Above original 3D GIF created in Cinema 4D by Thoth
I feel so disturbed and I don’t have any idea what to do about it. Could be tiredness. Both of us are wasted beyond measure. Three huge shows, a formidable week, and an even more formidable weekend to cap it. We could barely go to sleep – if I could call it that. Rolling. Turning. Mind replaying everything!
My mind is playing tricks on me. I feel like I let people down in so many ways. I don’t know where my critical mind has eructated from. I feel so uncomfortable. I hate it!
Did we perform well this weekend? Yes. Did we have a great time? Yes. Did we increase our wealth? Yes. So why the long face and horrified perspective. I feel as if I got hit by a bus. I feel let down in some way. I feel . . . bad! No explanation.

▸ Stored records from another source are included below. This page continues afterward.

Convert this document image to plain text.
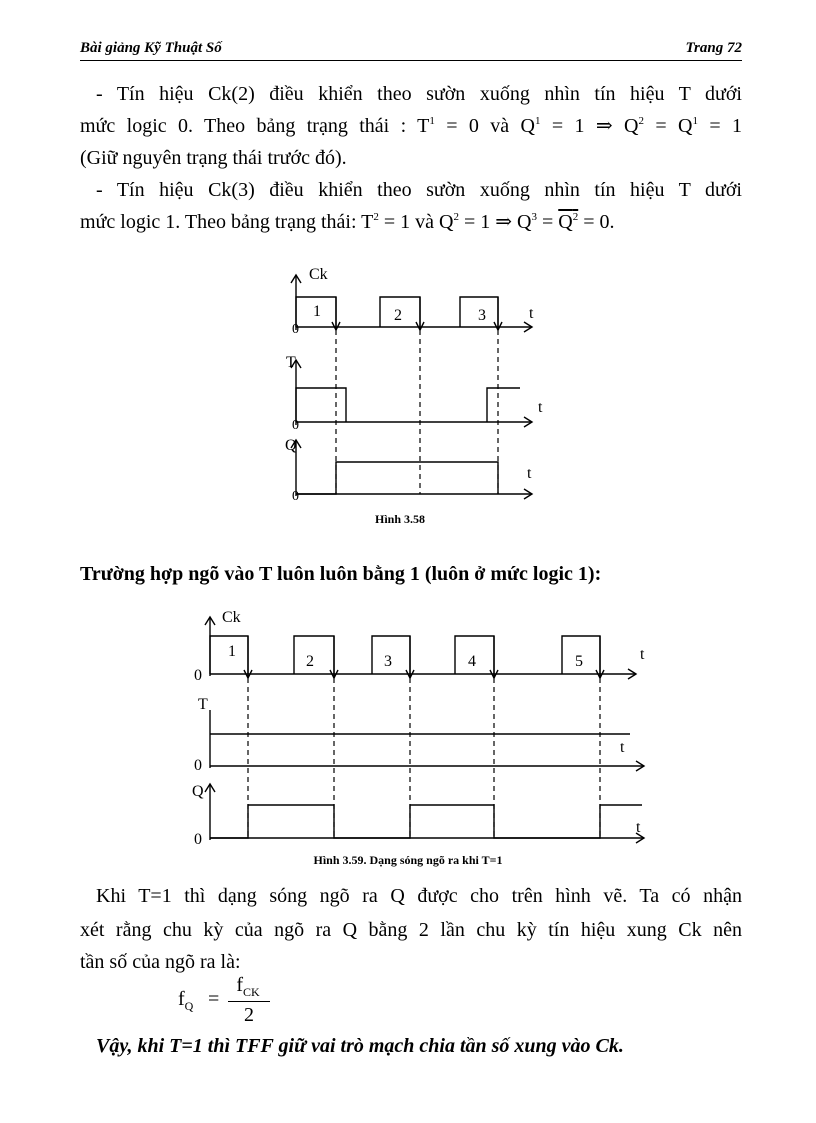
Bài giảng Kỹ Thuật Số	Trang 72
- Tín hiệu Ck(2) điều khiển theo sườn xuống nhìn tín hiệu T dưới
mức logic 0. Theo bảng trạng thái : $T^1 = 0$ và $Q^1 = 1$ ⇒ $Q^2 = Q^1 = 1$
(Giữ nguyên trạng thái trước đó).
- Tín hiệu Ck(3) điều khiển theo sườn xuống nhìn tín hiệu T dưới
mức logic 1. Theo bảng trạng thái: $T^2 = 1$ và $Q^2 = 1$ ⇒ $Q^3 = Q^2 = 0$.
Ck
1	2	3	t
0
T
t
0
Q
t
0
Hình 3.58
Trường hợp ngõ vào T luôn luôn bằng 1 (luôn ở mức logic 1):
Ck
1
2	3	4	5	t
0
T
t
0
Q
t
0
Hình 3.59. Dạng sóng ngõ ra khi T=1
Khi T=1 thì dạng sóng ngõ ra Q được cho trên hình vẽ. Ta có nhận
xét rằng chu kỳ của ngõ ra Q bằng 2 lần chu kỳ tín hiệu xung Ck nên
tần số của ngõ ra là:
$f_Q$ =
$f_{CK}$
2
Vậy, khi T=1 thì TFF giữ vai trò mạch chia tần số xung vào Ck.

I slept terribly too. Maybe that is the problem. Tiredness. Maybe dehydration. Perhaps I’ll take a long bath? Long! I am loving drinking hot water.
As I am up longer, the feeling is evaporating, but . . . damn!
Honestly, I feel as if someone dosed me a speed drug. And now I’m getting over the hangover. Is that possible? I am so uncomfortable in mind and body.
We killed it last night in El Sobrante and the night before in Fort Bragg and the night before in San Francisco . . . Do we not do that? God, I love performing! Yet I still have this horrified feeling. It hovers around my brain like swirling fog.
Last night: Did I say strange things? Did I embarrass myself? Us? What is going on?